Tout ce travail que vous abattez nécessite sans aucun doute des moyens. De quels moyens disposez-vous pour mener votre combat ?
Le premier moyen dont nous disposons, c’est d’abord la volonté de tous les membres de l’Ong Alto Afrique-Enfants. Nous bénéficions aussi de l’appui financier de l’Ong française Agir Ensemble pour les droits de l’homme. Il y a aussi l’Ambassade des Etats-Unis au Congo qui nous soutient. Je n’oublie pas le Consul du Bénin à Pointe-Noire, Isidore B. Sossa. Il y a 2 ans, ce dernier a été interpellé par l’Ambassade des Etats-Unis au Congo avec l’Ambassadeur du Bénin au Congo et le Consul du Bénin à Brazzaville sur la situation des enfants Béninois au Congo. Depuis ce temps, le Consul Isidore B. Sossa, s’est lancé dans une bataille de représailles contre les trafiquants d’êtres humains. Il nous accompagne non seulement moralement, mais aussi financièrement. Il y a 3 ans, quand nous avons mis aux arrêts 3 jeunes Béninois qui abusaient de 3 jeunes filles mineures, des gens ont tenté de corrompre le Consul Isidore B. Sossa pour les faire libérer. Mais ce dernier s’y est opposé systématiquement.

Votre Ong est connue à travers le monde et a même reçu une distinction aux Etats-Unis d’Amérique. Parlez-nous un peu de cette distinction.

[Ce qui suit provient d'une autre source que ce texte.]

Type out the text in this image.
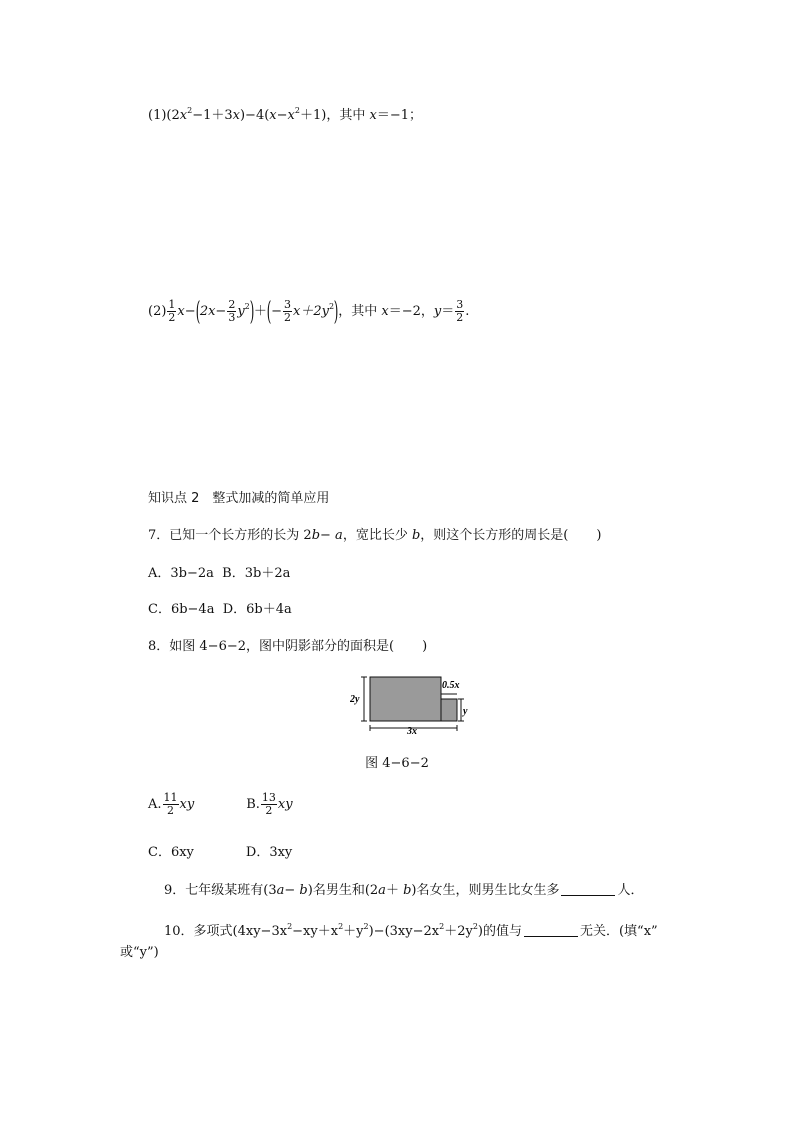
$(1)(2x^2-1+3x)-4(x-x^2+1)$，其中 x＝−1；
$(2) \frac{1}{2} x-(2x- \frac{2}{3} y^2)+(- \frac{3}{2} x+2y^2)$，其中 x＝−2，$y= \frac{3}{2}$ .
知识点 2　整式加减的简单应用
7．已知一个长方形的长为 2b− a，宽比长少 b，则这个长方形的周长是( )
A．3b−2a B．3b＋2a
C．6b−4a D．6b＋4a
8．如图 4−6−2，图中阴影部分的面积是( )
2y
0.5x
y
3x
图 4−6−2
A. $\frac{11}{2}$ xy	B. $\frac{13}{2}$ xy
C．6xy	D．3xy
9．七年级某班有(3a− b)名男生和(2a＋ b)名女生，则男生比女生多	人．
10．多项式$(4xy-3x^2-xy+x^2+y^2)-(3xy-2x^2+2y^2)$的值与	无关．(填“x”
或“y”)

C’était en 2012, et ce fut une période de joie pour tous les membres de l’Ong Alto Afrique-Enfants, pour l’Etat congolais et aussi pour l’Etat béninois dont je suis originaire. Au fait, j’ai été déclaré ‘’héros mondial’’ de lutte contre la traite des personnes par le Département d’Etat Américain sous le Secrétaire d’Etat Hilary Clinton qui m’a d’ailleurs reçu. Nous étions 10 dans le monde entier à recevoir cette distinction intitulée Prix de distinction Héros 2012 de lutte contre le trafic des personnes du Département d’Etat Américain. A l’occasion, j’ai été même porte-parole de tous les récipiendaires.

Votre mot de la fin.
Je voudrais d’abord lancer un appel à l’endroit des autorités béninoises. Je les invite à plus de vigilance vis-à-vis des enfants que les gens envoient à l’étranger. A l’endroit des parents, je voudrais les inviter à ne pas céder aux promesses mielleuses des personnes qui promettent l’eldorado à leurs enfants à l’étranger. Mon rêve est que les adultes fassent tout pour assurer un avenir meilleur à tous les enfants du monde.